La Cdmb no le cerró las puertas. “Me dijeron que estábamos cortos de tiempo y que no tenían dinero, pero me prestaron la logística para adelantar la obra. Hicimos un convenio y me le medí. El resultado es el que estamos viendo. La ganancia se obtiene de las visitas que llegan a diario al lugar”, explica el florideño.
Contra el tiempo
Están hechas sobre armazones de hierro, cubiertas con mallas. Sobre estas estructuras reposan telas y piezas hechas de fibra de vidrio que los artistas pintaron a mano. Las figuras jurásicas se ven pesadas, pero en realidad son livianas y fáciles de transportar.
“Es un proyecto pensado para este lugar, sin duda. Creo que no se vería igual si se ubican en espacios de concreto. Lo que más me gusta es que son un homenaje a la naturaleza”, comenta Carlos Andrés Díaz, un visitante que aprecia las figuras.
“Da curiosidad tocarlas. A lo lejos se ven bastante reales; uno cree que tienen movimiento. Deberían permanecer en el lugar más tiempo”, dice Carolina Restrepo, turista que visita por primera vez el Jardín Botánico.

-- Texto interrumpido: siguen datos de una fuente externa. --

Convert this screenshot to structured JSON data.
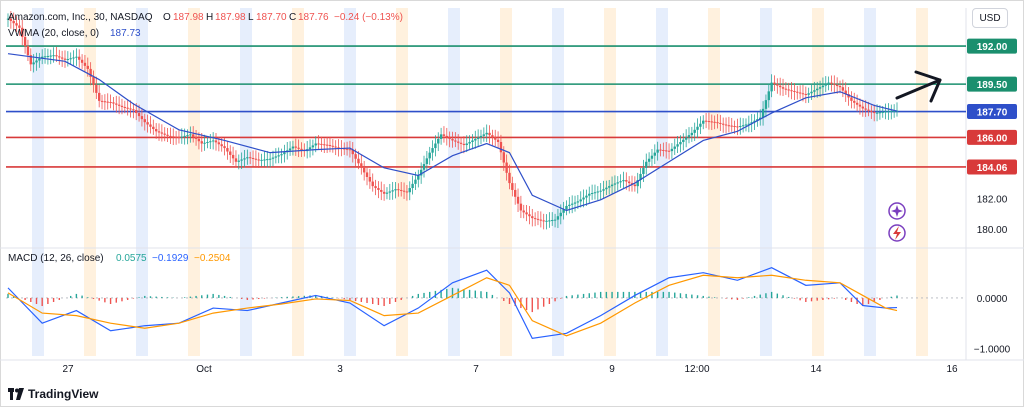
{
  "legend": {
    "symbol": "Amazon.com, Inc., 30, NASDAQ",
    "o_label": "O",
    "o_value": "187.98",
    "h_label": "H",
    "h_value": "187.98",
    "l_label": "L",
    "l_value": "187.70",
    "c_label": "C",
    "c_value": "187.76",
    "change": "−0.24 (−0.13%)",
    "vwma_label": "VWMA (20, close, 0)",
    "vwma_value": "187.73",
    "macd_label": "MACD (12, 26, close)",
    "macd_hist": "0.0575",
    "macd_line": "−0.1929",
    "macd_signal": "−0.2504"
  },
  "currency": "USD",
  "footer": {
    "brand": "TradingView"
  },
  "colors": {
    "green_line": "#1a8f6e",
    "red_line": "#d83a3a",
    "blue_line": "#2e4fc9",
    "up_candle": "#26a69a",
    "down_candle": "#ef5350",
    "macd_line": "#2962ff",
    "signal_line": "#ff9800",
    "session_orange": "#fff1de",
    "session_blue": "#e6eefc"
  },
  "chart_data": {
    "type": "line",
    "price_axis": {
      "ticks": [
        "182.00",
        "180.00"
      ],
      "ylim": [
        179,
        194.5
      ]
    },
    "x_ticks": [
      "27",
      "Oct",
      "3",
      "7",
      "9",
      "12:00",
      "14",
      "16"
    ],
    "price_levels": [
      {
        "value": 192.0,
        "label": "192.00",
        "color": "#1a8f6e"
      },
      {
        "value": 189.5,
        "label": "189.50",
        "color": "#1a8f6e"
      },
      {
        "value": 187.7,
        "label": "187.70",
        "color": "#2e4fc9"
      },
      {
        "value": 186.0,
        "label": "186.00",
        "color": "#d83a3a"
      },
      {
        "value": 184.06,
        "label": "184.06",
        "color": "#d83a3a"
      }
    ],
    "price_series": [
      {
        "x": 0,
        "y": 193.8
      },
      {
        "x": 2,
        "y": 193.2
      },
      {
        "x": 4,
        "y": 190.8
      },
      {
        "x": 6,
        "y": 191.3
      },
      {
        "x": 8,
        "y": 191.4
      },
      {
        "x": 10,
        "y": 191.1
      },
      {
        "x": 12,
        "y": 191.3
      },
      {
        "x": 14,
        "y": 190.5
      },
      {
        "x": 16,
        "y": 188.4
      },
      {
        "x": 18,
        "y": 188.3
      },
      {
        "x": 20,
        "y": 188.0
      },
      {
        "x": 22,
        "y": 187.8
      },
      {
        "x": 24,
        "y": 187.0
      },
      {
        "x": 26,
        "y": 186.4
      },
      {
        "x": 28,
        "y": 186.1
      },
      {
        "x": 30,
        "y": 186.0
      },
      {
        "x": 32,
        "y": 186.2
      },
      {
        "x": 34,
        "y": 185.6
      },
      {
        "x": 36,
        "y": 185.8
      },
      {
        "x": 38,
        "y": 185.3
      },
      {
        "x": 40,
        "y": 184.4
      },
      {
        "x": 42,
        "y": 184.7
      },
      {
        "x": 44,
        "y": 184.5
      },
      {
        "x": 46,
        "y": 184.6
      },
      {
        "x": 48,
        "y": 184.9
      },
      {
        "x": 50,
        "y": 185.4
      },
      {
        "x": 52,
        "y": 185.1
      },
      {
        "x": 54,
        "y": 185.6
      },
      {
        "x": 56,
        "y": 185.5
      },
      {
        "x": 58,
        "y": 185.3
      },
      {
        "x": 60,
        "y": 185.2
      },
      {
        "x": 62,
        "y": 184.0
      },
      {
        "x": 64,
        "y": 182.8
      },
      {
        "x": 66,
        "y": 182.3
      },
      {
        "x": 68,
        "y": 182.6
      },
      {
        "x": 70,
        "y": 182.4
      },
      {
        "x": 72,
        "y": 183.5
      },
      {
        "x": 74,
        "y": 185.0
      },
      {
        "x": 76,
        "y": 186.2
      },
      {
        "x": 78,
        "y": 185.8
      },
      {
        "x": 80,
        "y": 185.5
      },
      {
        "x": 82,
        "y": 185.9
      },
      {
        "x": 84,
        "y": 186.3
      },
      {
        "x": 86,
        "y": 185.7
      },
      {
        "x": 88,
        "y": 183.0
      },
      {
        "x": 90,
        "y": 181.2
      },
      {
        "x": 92,
        "y": 180.7
      },
      {
        "x": 94,
        "y": 180.5
      },
      {
        "x": 96,
        "y": 180.6
      },
      {
        "x": 98,
        "y": 181.5
      },
      {
        "x": 100,
        "y": 181.8
      },
      {
        "x": 102,
        "y": 182.3
      },
      {
        "x": 104,
        "y": 182.5
      },
      {
        "x": 106,
        "y": 182.9
      },
      {
        "x": 108,
        "y": 183.2
      },
      {
        "x": 110,
        "y": 182.8
      },
      {
        "x": 112,
        "y": 184.4
      },
      {
        "x": 114,
        "y": 185.2
      },
      {
        "x": 116,
        "y": 185.1
      },
      {
        "x": 118,
        "y": 185.7
      },
      {
        "x": 120,
        "y": 186.3
      },
      {
        "x": 122,
        "y": 187.1
      },
      {
        "x": 124,
        "y": 187.0
      },
      {
        "x": 126,
        "y": 186.8
      },
      {
        "x": 128,
        "y": 186.7
      },
      {
        "x": 130,
        "y": 186.9
      },
      {
        "x": 132,
        "y": 187.3
      },
      {
        "x": 134,
        "y": 189.6
      },
      {
        "x": 136,
        "y": 189.2
      },
      {
        "x": 138,
        "y": 189.0
      },
      {
        "x": 140,
        "y": 188.8
      },
      {
        "x": 142,
        "y": 189.2
      },
      {
        "x": 144,
        "y": 189.6
      },
      {
        "x": 146,
        "y": 189.3
      },
      {
        "x": 148,
        "y": 188.4
      },
      {
        "x": 150,
        "y": 187.9
      },
      {
        "x": 152,
        "y": 187.6
      },
      {
        "x": 154,
        "y": 187.7
      },
      {
        "x": 156,
        "y": 187.76
      }
    ],
    "vwma_series": [
      {
        "x": 0,
        "y": 191.5
      },
      {
        "x": 10,
        "y": 191.0
      },
      {
        "x": 16,
        "y": 189.8
      },
      {
        "x": 22,
        "y": 188.2
      },
      {
        "x": 30,
        "y": 186.5
      },
      {
        "x": 38,
        "y": 185.8
      },
      {
        "x": 46,
        "y": 185.0
      },
      {
        "x": 54,
        "y": 185.2
      },
      {
        "x": 60,
        "y": 185.3
      },
      {
        "x": 66,
        "y": 184.0
      },
      {
        "x": 72,
        "y": 183.5
      },
      {
        "x": 78,
        "y": 184.8
      },
      {
        "x": 84,
        "y": 185.6
      },
      {
        "x": 88,
        "y": 185.0
      },
      {
        "x": 92,
        "y": 182.2
      },
      {
        "x": 98,
        "y": 181.2
      },
      {
        "x": 104,
        "y": 181.9
      },
      {
        "x": 110,
        "y": 183.0
      },
      {
        "x": 116,
        "y": 184.4
      },
      {
        "x": 122,
        "y": 185.8
      },
      {
        "x": 128,
        "y": 186.4
      },
      {
        "x": 134,
        "y": 187.6
      },
      {
        "x": 140,
        "y": 188.6
      },
      {
        "x": 146,
        "y": 189.0
      },
      {
        "x": 152,
        "y": 188.1
      },
      {
        "x": 156,
        "y": 187.73
      }
    ],
    "macd_axis": {
      "ticks": [
        "0.0000",
        "−1.0000"
      ],
      "ylim": [
        -1.15,
        0.95
      ]
    },
    "macd_series": [
      {
        "x": 0,
        "y": 0.2
      },
      {
        "x": 6,
        "y": -0.5
      },
      {
        "x": 12,
        "y": -0.25
      },
      {
        "x": 18,
        "y": -0.65
      },
      {
        "x": 24,
        "y": -0.55
      },
      {
        "x": 30,
        "y": -0.5
      },
      {
        "x": 36,
        "y": -0.2
      },
      {
        "x": 42,
        "y": -0.25
      },
      {
        "x": 48,
        "y": -0.1
      },
      {
        "x": 54,
        "y": 0.05
      },
      {
        "x": 60,
        "y": -0.1
      },
      {
        "x": 66,
        "y": -0.55
      },
      {
        "x": 72,
        "y": -0.2
      },
      {
        "x": 78,
        "y": 0.3
      },
      {
        "x": 84,
        "y": 0.55
      },
      {
        "x": 88,
        "y": 0.1
      },
      {
        "x": 92,
        "y": -0.8
      },
      {
        "x": 98,
        "y": -0.7
      },
      {
        "x": 104,
        "y": -0.35
      },
      {
        "x": 110,
        "y": 0.05
      },
      {
        "x": 116,
        "y": 0.4
      },
      {
        "x": 122,
        "y": 0.5
      },
      {
        "x": 128,
        "y": 0.35
      },
      {
        "x": 134,
        "y": 0.6
      },
      {
        "x": 140,
        "y": 0.25
      },
      {
        "x": 146,
        "y": 0.3
      },
      {
        "x": 150,
        "y": -0.15
      },
      {
        "x": 154,
        "y": -0.2
      },
      {
        "x": 156,
        "y": -0.19
      }
    ],
    "signal_series": [
      {
        "x": 0,
        "y": 0.1
      },
      {
        "x": 6,
        "y": -0.3
      },
      {
        "x": 12,
        "y": -0.35
      },
      {
        "x": 18,
        "y": -0.5
      },
      {
        "x": 24,
        "y": -0.6
      },
      {
        "x": 30,
        "y": -0.5
      },
      {
        "x": 36,
        "y": -0.3
      },
      {
        "x": 42,
        "y": -0.2
      },
      {
        "x": 48,
        "y": -0.12
      },
      {
        "x": 54,
        "y": -0.02
      },
      {
        "x": 60,
        "y": -0.05
      },
      {
        "x": 66,
        "y": -0.35
      },
      {
        "x": 72,
        "y": -0.3
      },
      {
        "x": 78,
        "y": 0.05
      },
      {
        "x": 84,
        "y": 0.4
      },
      {
        "x": 88,
        "y": 0.25
      },
      {
        "x": 92,
        "y": -0.45
      },
      {
        "x": 98,
        "y": -0.75
      },
      {
        "x": 104,
        "y": -0.5
      },
      {
        "x": 110,
        "y": -0.1
      },
      {
        "x": 116,
        "y": 0.25
      },
      {
        "x": 122,
        "y": 0.45
      },
      {
        "x": 128,
        "y": 0.4
      },
      {
        "x": 134,
        "y": 0.45
      },
      {
        "x": 140,
        "y": 0.35
      },
      {
        "x": 146,
        "y": 0.3
      },
      {
        "x": 150,
        "y": 0.05
      },
      {
        "x": 154,
        "y": -0.2
      },
      {
        "x": 156,
        "y": -0.25
      }
    ]
  }
}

En menos de tres meses, corriendo contra el reloj, Néstor y Arnat elaboraron las figuras que permanecerán hasta mediados de enero en exhibición.
“Las figuras más pequeñas también están recubiertas con mallas. Son animales como la tortuga, zorrillos, iguanas y venados. “La idea es que en futuro se conviertan en topiarios, figuras que se cubren con plantas y luego, por medio da la jardinería, se les da forma”, explica Néstor.
Pasión por el arte
¿Puede un artista vivir de la elaboración de figuras gigantes? ¿Tienen compradores este tipo de obras?
Néstor asegura que es difícil vivir solo de esto, que desde el día que decidió retirarse de la carrera de ingeniería de Petróleos en la Universidad Industrial de Santander, y dedicarse al arte, su vida tendría toda clase de altibajos.
“No es fácil, pero con la Fundación Arnat tenemos claro que seguiremos luchando por el arte, por promocionar a los artistas locales y por mostrar nuestro trabajo. Esperamos que este trabajo sea una ventana para dar a conocer a pintores y escultores de nuevas generaciones”, concluye Néstor.
DATO
* 300 millones de pesos es el valor comercial de este proyecto.
* Néstor Manuel también es pintor. Algunos de sus cuadros también se exhiben en el Jardín Botánico.